After high court's ruling, party must finally give up this fight

The Columbian
Published:

Displaying unanimous views and questionable political judgment, Republican presidential candidates greeted the Supreme Court’s latest ruling upholding Obamacare with yet another vow to “repeal and replace” President Barack Obama’s signature achievement.

Similarly undeterred, GOP congressional leaders promised to keep pushing measures to scrap the universal health law, rather than try to fix it. “I just don’t think this law is fixable,” Rep. Paul Ryan, R-Wis., said Sunday on CBS’ Face the Nation, predicting it “is going to collapse under its own weight.”

Such comments might please the GOP electorate. But Republican presidential hopefuls risk antagonizing crucial independents and underscoring their party’s reputation for negativism by making Obamacare repeal a centerpiece of their 2016 effort to regain the White House.

To be sure, public opinion on Obamacare has not changed as dramatically as on gay marriage, where most GOP hopefuls seemed content to issue statements denouncing the Supreme Court ruling, rather than vowing to press efforts to overturn it.

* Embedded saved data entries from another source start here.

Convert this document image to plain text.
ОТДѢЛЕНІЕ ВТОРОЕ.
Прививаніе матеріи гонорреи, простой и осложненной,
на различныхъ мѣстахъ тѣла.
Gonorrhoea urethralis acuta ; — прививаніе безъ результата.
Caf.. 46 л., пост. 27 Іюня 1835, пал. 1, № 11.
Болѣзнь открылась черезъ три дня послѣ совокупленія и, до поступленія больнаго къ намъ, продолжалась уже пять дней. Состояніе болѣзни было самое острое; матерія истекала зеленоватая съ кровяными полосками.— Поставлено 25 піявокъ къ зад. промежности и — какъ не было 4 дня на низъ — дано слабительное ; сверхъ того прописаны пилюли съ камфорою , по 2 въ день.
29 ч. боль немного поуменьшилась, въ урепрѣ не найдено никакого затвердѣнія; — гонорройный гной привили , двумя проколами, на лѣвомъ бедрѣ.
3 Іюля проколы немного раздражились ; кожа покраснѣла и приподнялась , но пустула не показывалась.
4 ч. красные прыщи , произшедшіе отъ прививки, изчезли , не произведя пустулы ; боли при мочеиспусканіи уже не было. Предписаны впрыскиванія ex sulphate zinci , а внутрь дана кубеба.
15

But a recent CBS-New York Times poll showed a 3-to-2 margin in favor of making changes in the health law, rather than repealing it. And time is making it increasingly difficult for repeal to get traction as Obamacare gains more of a foothold in the nation’s health system.

Already, it has reduced the number of uninsured Americans by 40 percent and slowed the relentless increase in health care costs. It is beginning to dent other problems, reducing Medicare hospital readmissions and making payments more dependent on the actual value received by patients.

Now that the law has survived what likely was its last serious legal challenge and the gridlocked political climate will forestall any serious legislative challenge until at least 2017, the emphasis ought to be on improving and expanding it.

Action is long overdue in the 20 states that refused to join the federally funded Medicaid expansion, something the nonpartisan Commonwealth Fund says could cover 60 percent of the 25 million people who still don’t have health insurance (many of the rest are undocumented workers).

That includes nearly 2 million in Texas and Florida who don’t qualify for the federal subsidies ruled constitutional by the high court — but who would be eligible for coverage under the Medicaid expansion. Besides, hospitals in those states are losing billions of dollars in potential federal reimbursements for health care costs.

If the court ruling gave ACA important legal support, November’s Kentucky gubernatorial election could provide a political boost. Republican nominee Matt Bevin has made Obamacare repeal a campaign issue, promising to try to eliminate Kentucky’s state exchange and its participation in expanded Medicaid.

But under outgoing Democratic Gov. Steve Beshear, Kentucky became one of Obamacare’s success stories, reducing the state’s uninsured rate by more than any state but Arkansas. Still, a GOP victory would encourage Republicans to press the issue in 2016, while a victory for his Democratic rival, state Attorney General Jack Conway, would signal anew this fight should end.

Meanwhile, rather than continuing futile repeal efforts, Congress ought to consider measures fixing problems in what even proponents acknowledge was a sloppily drafted law, including a provision excluding some family members from certain employer plans and strict requirements for health coverage by smaller businesses.

Even GOP talk of replacing the law in 2017 is something of a pipe dream.

Not only have Republicans failed to agree on viable replacements, but Democrats will likely keep enough votes in the Senate — however the election turns out — to block repeal. Any effort by a new Republican administration to spend valuable time and capital refighting this battle could disrupt the health system more than Republicans say results from Obamacare and create a major political backlash.

It’s time to move past this fight. Last week’s Supreme Court decision provided the means to do so.